With the rapid development of automatic vulnerability detection, bug reporting becomes more frequent than before. However, bug fixing is still a laborious task. In bug-fixing progress, debugging needs much manual effort. To mitigate such efforts, various automatic analyses have been proposed to address the challenges of debugging, for example, locating bug-inducing changes. One of the representative approaches to automatically locate bug-inducing changes is cause bisection. It bisects a range of code change history and determines after which change the bug occurs. Although cause bisection has been applied in industrial testing systems for years, it still lacks a systematic understanding of it, which limits the further improvements of the current approaches. Thus, there is an urgent need to comprehensively evaluate the performance, limitations, and real-world impacts of the real-world cause bisection system to facilitate possible improvements.
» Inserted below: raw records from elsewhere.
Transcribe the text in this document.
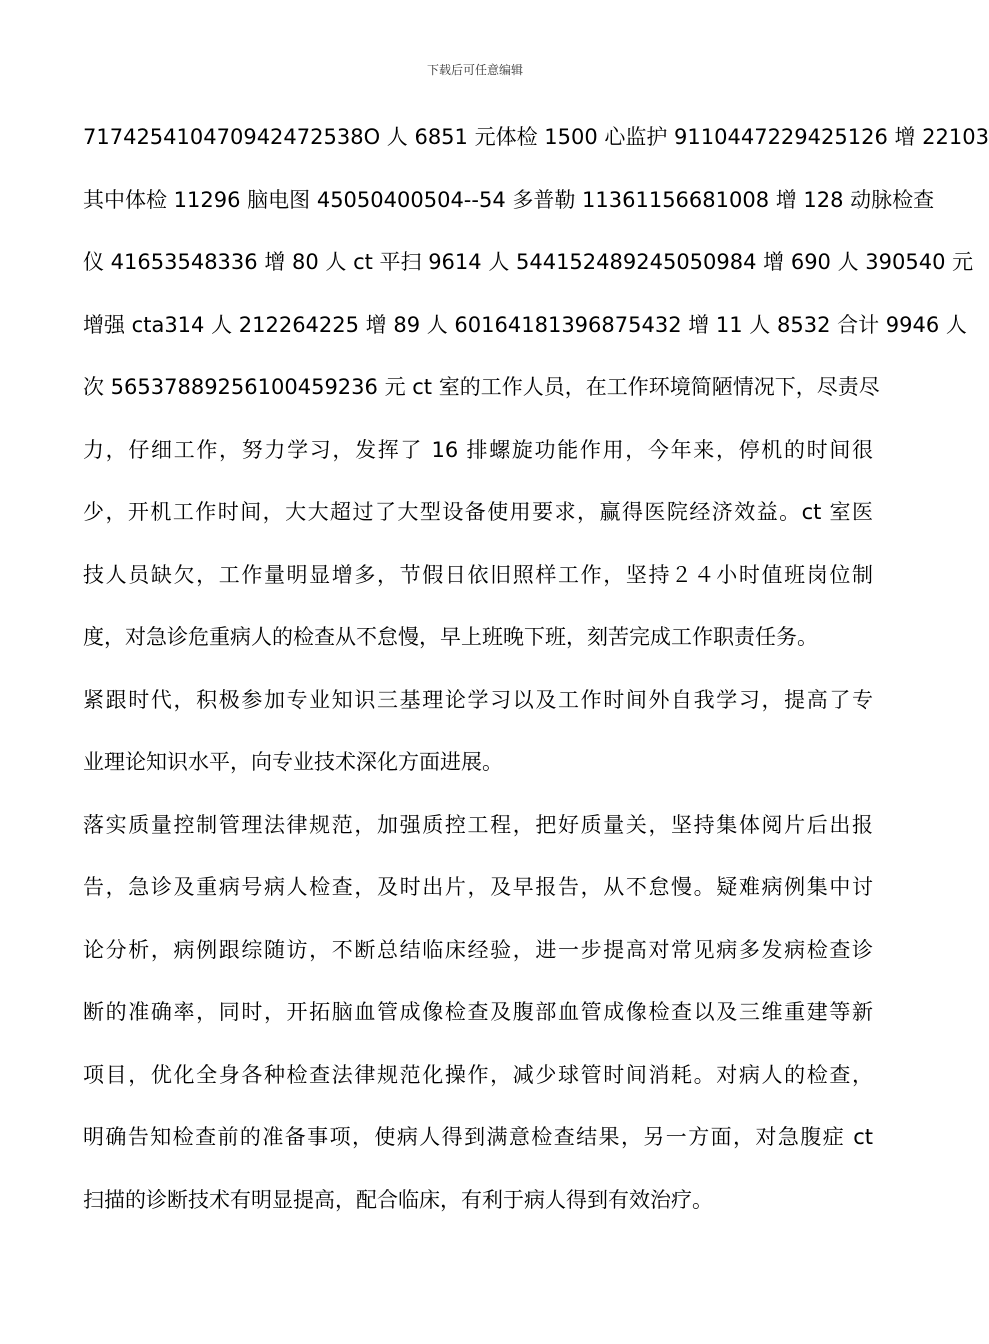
下载后可任意编辑
717425410470942472538O 人 6851 元体检 1500 心监护 9110447229425126 增 22103
其中体检 11296 脑电图 45050400504--54 多普勒 11361156681008 增 128 动脉检查
仪 41653548336 增 80 人 ct 平扫 9614 人 544152489245050984 增 690 人 390540 元
增强 cta314 人 212264225 增 89 人 60164181396875432 增 11 人 8532 合计 9946 人
次 5653788925610045923​6 元 ct 室的工作人员，在工作环境简陋情况下，尽责尽
力，仔细工作，努力学习，发挥了 16 排螺旋功能作用，今年来，停机的时间很
少，开机工作时间，大大超过了大型设备使用要求，赢得医院经济效益。ct 室医
技人员缺欠，工作量明显增多，节假日依旧照样工作，坚持２４小时值班岗位制
度，对急诊危重病人的检查从不怠慢，早上班晚下班，刻苦完成工作职责任务。
紧跟时代，积极参加专业知识三基理论学习以及工作时间外自我学习，提高了专
业理论知识水平，向专业技术深化方面进展。
落实质量控制管理法律规范，加强质控工程，把好质量关，坚持集体阅片后出报
告，急诊及重病号病人检查，及时出片，及早报告，从不怠慢。疑难病例集中讨
论分析，病例跟综随访，不断总结临床经验，进一步提高对常见病多发病检查诊
断的准确率，同时，开拓脑血管成像检查及腹部血管成像检查以及三维重建等新
项目，优化全身各种检查法律规范化操作，减少球管时间消耗。对病人的检查，
明确告知检查前的准备事项，使病人得到满意检查结果，另一方面，对急腹症 ct
扫描的诊断技术有明显提高，配合临床，有利于病人得到有效治疗。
In this paper, we take a popular industrial cause bisection system, i.e. the cause bisection of Syzbot, to perform an empirical study of real-world cause bisection practice. First, we construct a dataset consisting of 1,070 publicly disclosed bugs by Syzbot. Then, we investigate the overall performance ofcause bisection. Only one-third ofthe bisection results are correct. Moreover, we analyze the causes why cause bisection fails. More than 80% of failures are caused by unstable bug reproduction and unreliable bug triage. Furthermore, we discover that correct bisection results indeed facilitate bug-fixing, specifically, recommending the bug-fixing developer, indicating the bug-fixing location, and decreasing the bug-fixing time. Finally, to improve the performance of real-world cause bisection practice, we discuss possible improvements and future research directions.